Hoffman-Wielandt type inequality for block companion matrices of certain matrix polynomials

TL;DR

This paper establishes a Hoffman-Wielandt type inequality for block companion matrices of quadratic matrix polynomials with unitary or doubly stochastic coefficients, under certain diagonalizability conditions.

Contribution

It proves diagonalizability of block companion matrices for specific matrix polynomials and derives a Hoffman-Wielandt inequality for their eigenvalues.

Findings

Block companion matrices are diagonalizable under certain conditions.

A Hoffman-Wielandt type inequality is established for these matrices.

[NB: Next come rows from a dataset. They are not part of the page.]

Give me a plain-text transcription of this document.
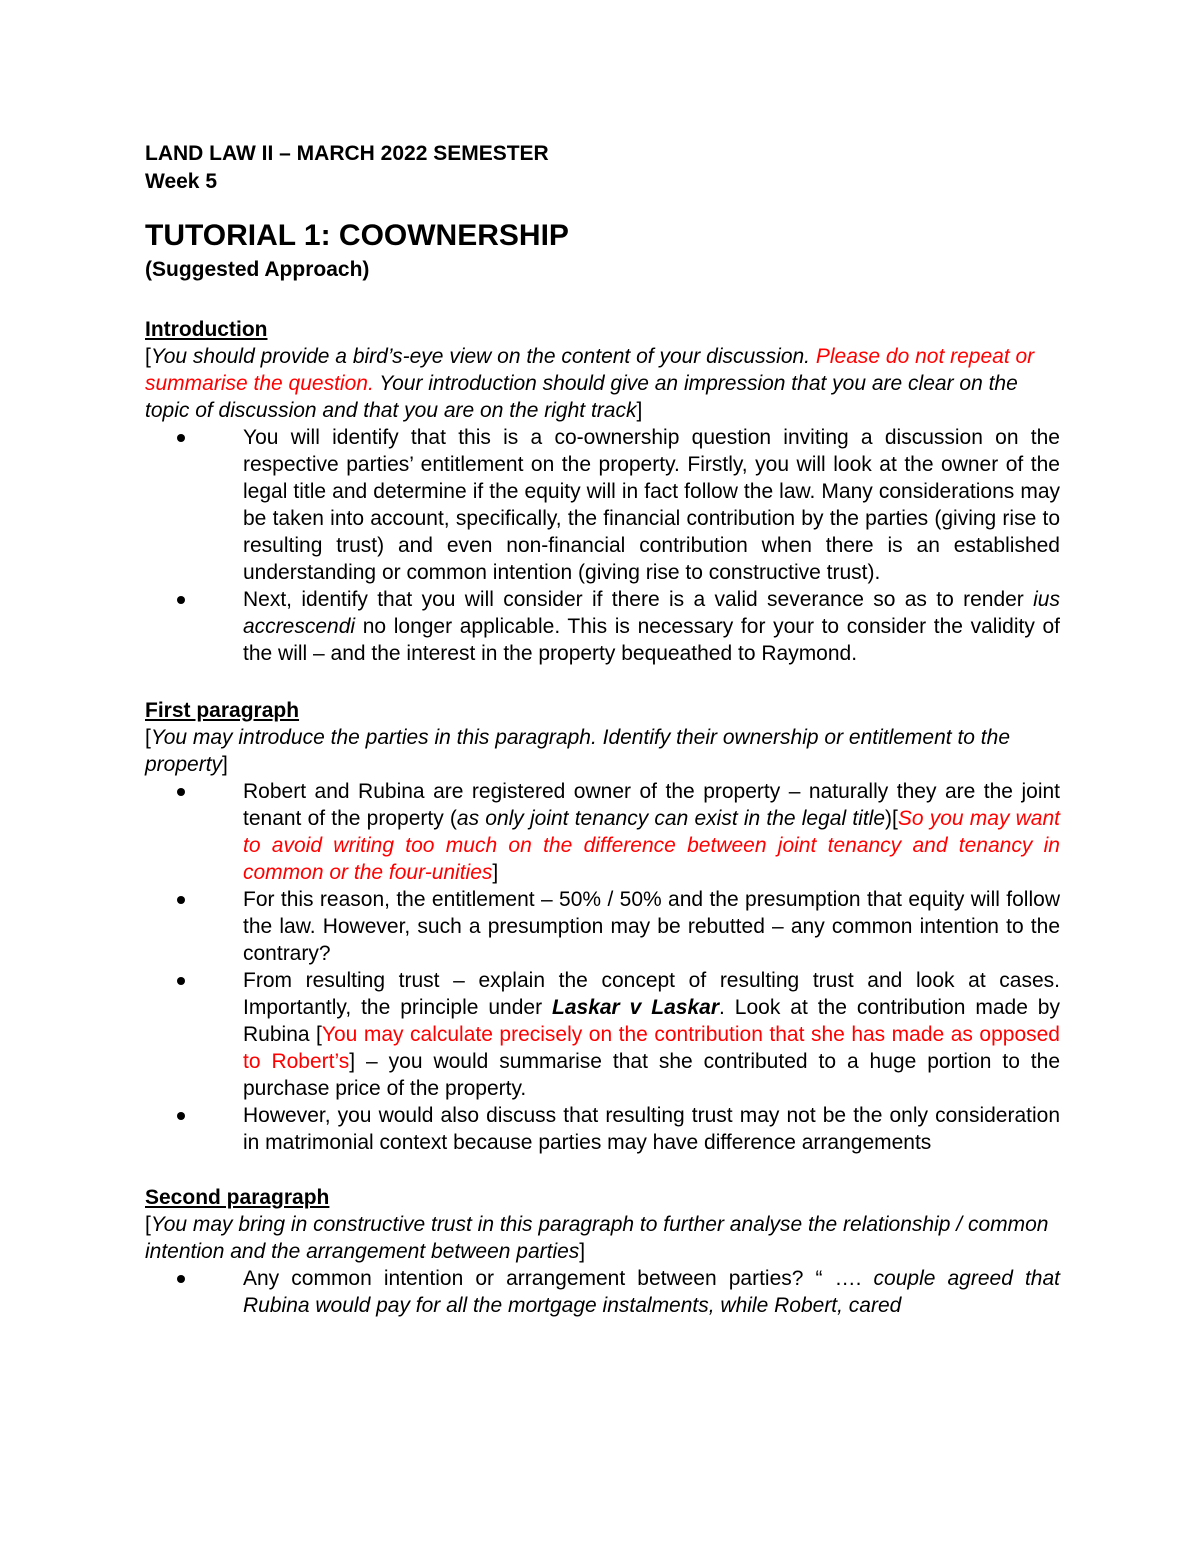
LAND LAW II – MARCH 2022 SEMESTER

Week 5

TUTORIAL 1: COOWNERSHIP

(Suggested Approach)

Introduction

[You should provide a bird’s-eye view on the content of your discussion. Please do not repeat or summarise the question. Your introduction should give an impression that you are clear on the topic of discussion and that you are on the right track]

You will identify that this is a co-ownership question inviting a discussion on the respective parties’ entitlement on the property. Firstly, you will look at the owner of the legal title and determine if the equity will in fact follow the law. Many considerations may be taken into account, specifically, the financial contribution by the parties (giving rise to resulting trust) and even non-financial contribution when there is an established understanding or common intention (giving rise to constructive trust).
Next, identify that you will consider if there is a valid severance so as to render ius accrescendi no longer applicable. This is necessary for your to consider the validity of the will – and the interest in the property bequeathed to Raymond.

First paragraph

[You may introduce the parties in this paragraph. Identify their ownership or entitlement to the property]

Robert and Rubina are registered owner of the property – naturally they are the joint tenant of the property (as only joint tenancy can exist in the legal title)[So you may want to avoid writing too much on the difference between joint tenancy and tenancy in common or the four-unities]
For this reason, the entitlement – 50% / 50% and the presumption that equity will follow the law. However, such a presumption may be rebutted – any common intention to the contrary?
From resulting trust – explain the concept of resulting trust and look at cases. Importantly, the principle under Laskar v Laskar. Look at the contribution made by Rubina [You may calculate precisely on the contribution that she has made as opposed to Robert’s] – you would summarise that she contributed to a huge portion to the purchase price of the property.
However, you would also discuss that resulting trust may not be the only consideration in matrimonial context because parties may have difference arrangements

Second paragraph

[You may bring in constructive trust in this paragraph to further analyse the relationship / common intention and the arrangement between parties]

Any common intention or arrangement between parties? “ …. couple agreed that Rubina would pay for all the mortgage instalments, while Robert, cared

Results apply to quadratic matrix polynomials with special coefficient structures.

Abstract

Matrix polynomials with unitary/doubly stochastic coefficients form the subject matter of this manuscript. We prove that if $P(\lambda)$ is a quadratic matrix polynomial whose coefficients are either unitary matrices or doubly stochastic matrices, then under certain conditions on these coefficients, the corresponding block companion matrix $C$ is diagonalizable. Consequently, if $Q(\lambda)$ is another quadratic matrix polynomial with corresponding block companion matrix $D$, then a Hoffman-Wielandt type inequality holds for the block companion matrices $C$ and $D$.